Thursday, April 07, 2011

Vacation Recap: March 16

Now we took the train to Florence, where we would spend a couple of days before returning to Rome. The rocking train put us to sleep. At the station, Sue's Italian went back into action, finding us the bus we needed to get to Casa Santo Nome di Gesù, Piazza del Carmine, 21. An elderly Florentine woman on the bus gave us much friendly advice.
After checking in at our convent, we headed back out to Villa I Tatti.  This Harvard library and research center is Bernard Berenson's former home on the outskirts of Florence.  We had signed up for a 3 O'Clock tour to see some of the artworks Mr. Berenson left to Harvard.  It took a while to get there.  We took a long ride on bus !0, then we climbed a hill.
Among the other members of our tour was a woman Sue remembered from a Freshman or Junior Parents Weekend, at which event this woman had spent most of her time complaining about the fact that she hadn't been able to use Lamont when she was at Radcliffe.  And, strangely enough, when she found out that we worked at Lamont, she again bewailed her former exile at great length.  Well, it was an injustice, but that was over 45 years ago.  Was this woman a Lamont-access monomaniac?

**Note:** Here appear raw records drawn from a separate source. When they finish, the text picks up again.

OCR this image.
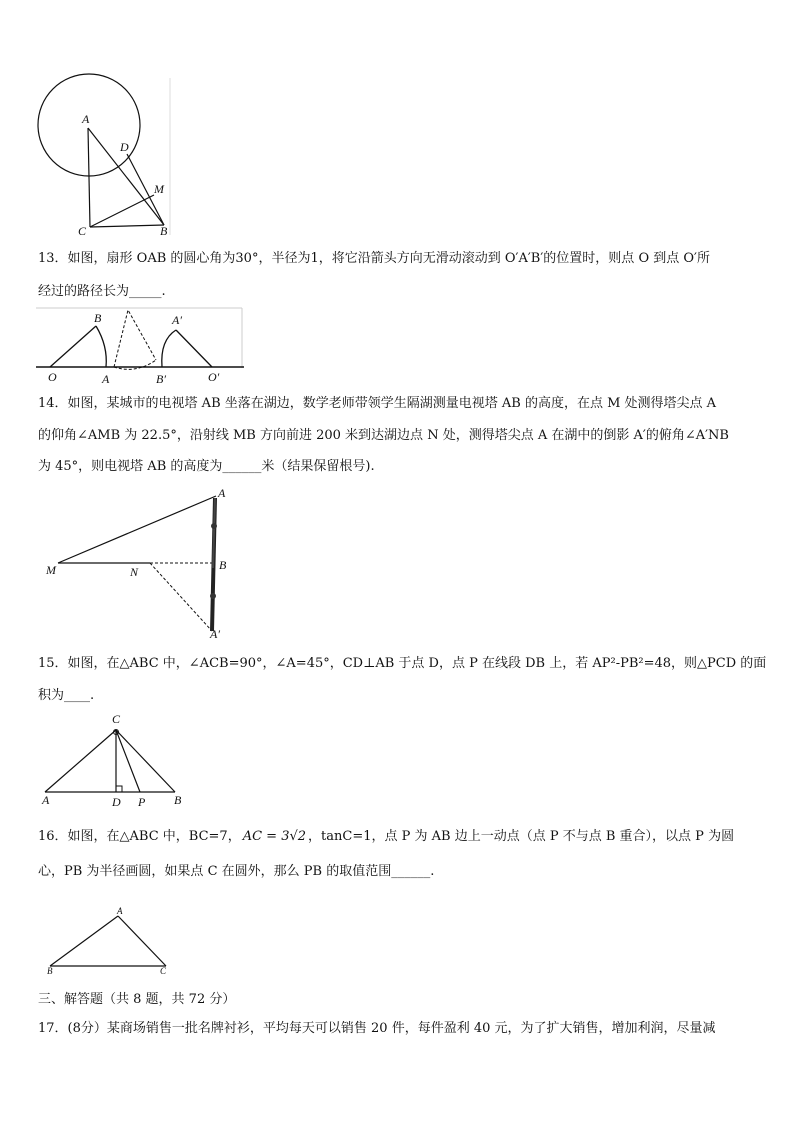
A
D
M
C	B
13．如图，扇形 OAB 的圆心角为30°，半径为1，将它沿箭头方向无滑动滚动到 O′A′B′的位置时，则点 O 到点 O′所
经过的路径长为_____.
B	A′
O	A	B′	O′
14．如图，某城市的电视塔 AB 坐落在湖边，数学老师带领学生隔湖测量电视塔 AB 的高度，在点 M 处测得塔尖点 A
的仰角∠AMB 为 22.5°，沿射线 MB 方向前进 200 米到达湖边点 N 处，测得塔尖点 A 在湖中的倒影 A′的俯角∠A′NB
为 45°，则电视塔 AB 的高度为______米（结果保留根号).
A
M	N	B
A′
15．如图，在△ABC 中，∠ACB=90°，∠A=45°，CD⊥AB 于点 D，点 P 在线段 DB 上，若 AP²-PB²=48，则△PCD 的面
积为____.
C
A	D P B
16．如图，在△ABC 中，BC=7， AC = 3√2 ，tanC=1，点 P 为 AB 边上一动点（点 P 不与点 B 重合），以点 P 为圆
心，PB 为半径画圆，如果点 C 在圆外，那么 PB 的取值范围______.
A
B	C
三、解答题（共 8 题，共 72 分）
17．(8分）某商场销售一批名牌衬衫，平均每天可以销售 20 件，每件盈利 40 元，为了扩大销售，增加利润，尽量减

No, I don't think so.  My further observations suggested that she simply needed to be the center of attention. She was the girl in your class who always had her hand up.  She had a Susan-Sontag hairdo.
Our guide was an enthusiastic, charming, and knowlegeable woman.  She told us a story about a portrait of a man who had been at a party where all the guests were massacred (by the Medicis?); but his name was the only one remembered among the massacred.  A previous tourist had asked our guide if it was worth being murdered, just so you could be remembered.  "You'd have to ask Achilles that!" said the Susan-Sontag wannabee.  OK.

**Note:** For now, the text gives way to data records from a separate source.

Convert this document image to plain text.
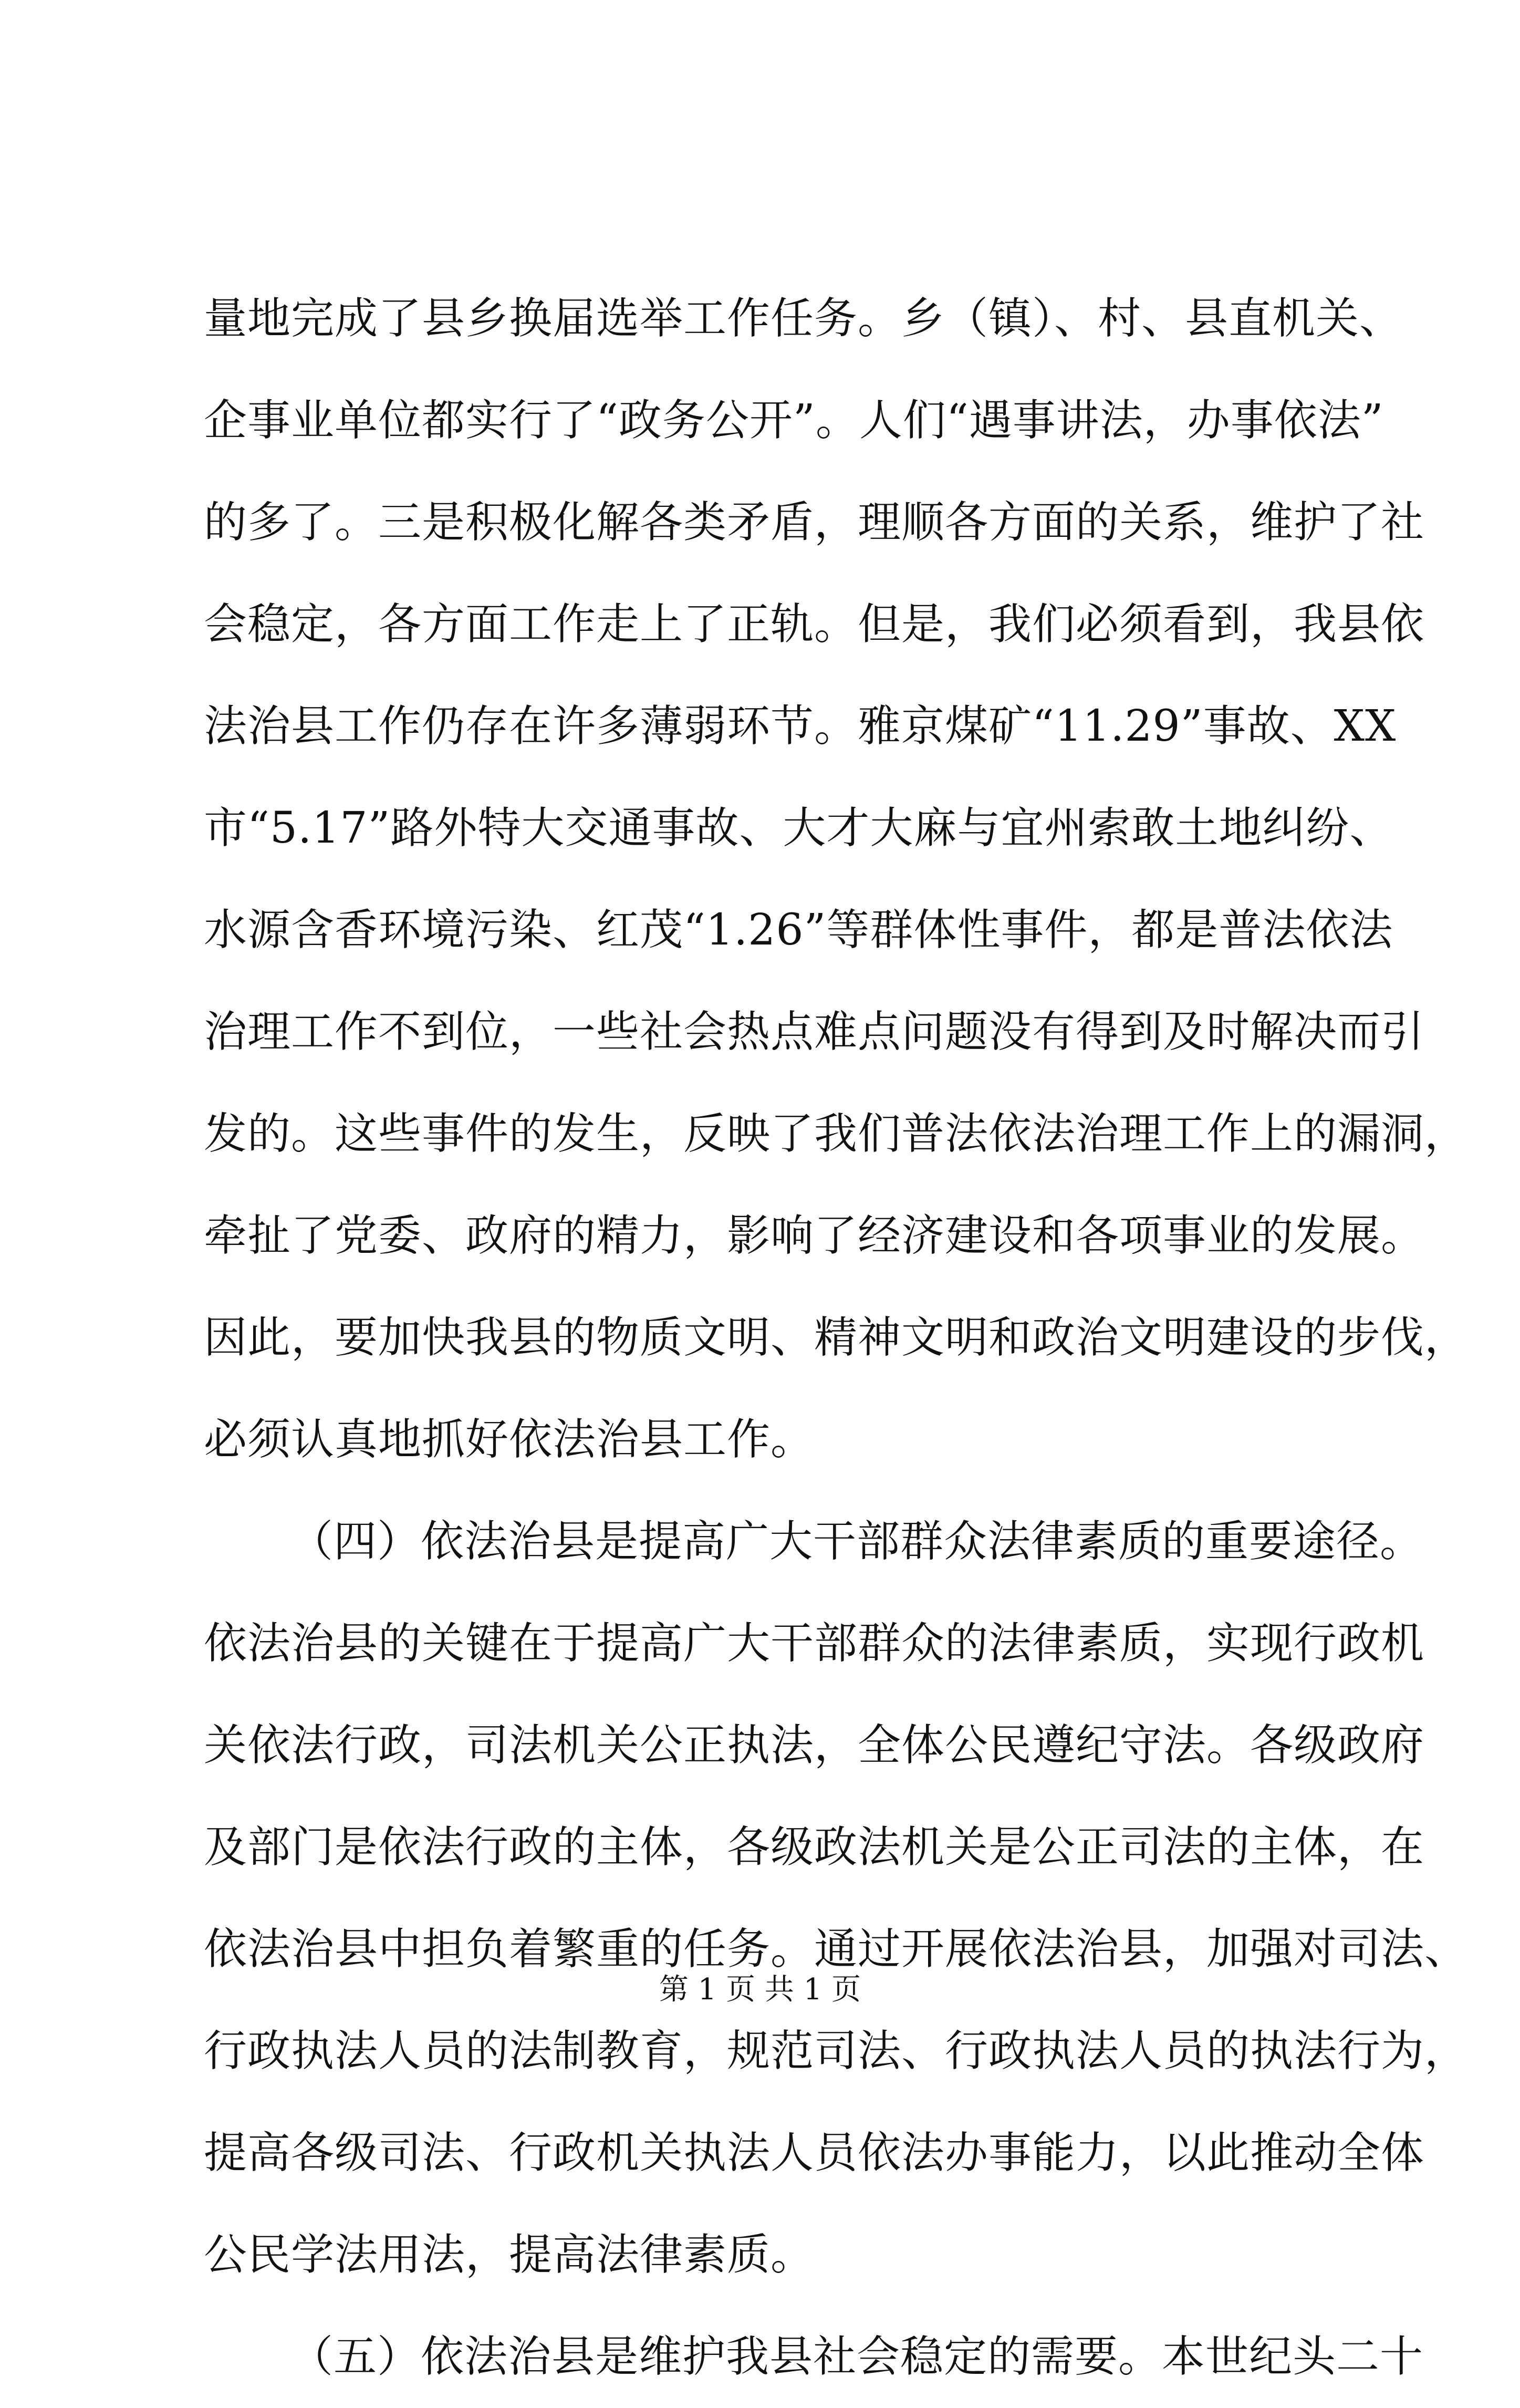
量地完成了县乡换届选举工作任务。乡（镇）、村、县直机关、
企事业单位都实行了“政务公开”。人们“遇事讲法，办事依法”
的多了。三是积极化解各类矛盾，理顺各方面的关系，维护了社
会稳定，各方面工作走上了正轨。但是，我们必须看到，我县依
法治县工作仍存在许多薄弱环节。雅京煤矿“11.29”事故、XX
市“5.17”路外特大交通事故、大才大麻与宜州索敢土地纠纷、
水源含香环境污染、红茂“1.26”等群体性事件，都是普法依法
治理工作不到位，一些社会热点难点问题没有得到及时解决而引
发的。这些事件的发生，反映了我们普法依法治理工作上的漏洞，
牵扯了党委、政府的精力，影响了经济建设和各项事业的发展。
因此，要加快我县的物质文明、精神文明和政治文明建设的步伐，
必须认真地抓好依法治县工作。
（四）依法治县是提高广大干部群众法律素质的重要途径。
依法治县的关键在于提高广大干部群众的法律素质，实现行政机
关依法行政，司法机关公正执法，全体公民遵纪守法。各级政府
及部门是依法行政的主体，各级政法机关是公正司法的主体，在
依法治县中担负着繁重的任务。通过开展依法治县，加强对司法、
行政执法人员的法制教育，规范司法、行政执法人员的执法行为，
提高各级司法、行政机关执法人员依法办事能力，以此推动全体
公民学法用法，提高法律素质。
（五）依法治县是维护我县社会稳定的需要。本世纪头二十
第 1 页 共 1 页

Inside photos were forbidden, but here's a picture of the garden.

We also had a tour of the library, so it was after 5 when we left.  We wanted to eat at a place called Trattoria 4 Leoni that night, but it was full up.  So we made a reservation for the next night and continued our quest for grub.  We sat down in a casual place filled with student-types.  A peddler came in and began pitching his stock from table to table.  We agreed to leave.  Finally we ate at Il Magazzino, Piazza della Passera 2-3.  The guy told us we had to be out in an hour.  I can't remember the meal, but the receipt says we had bevande, piatto unico, and primi piatti. I do remember they had so much wine they were storing bottles on their window sills.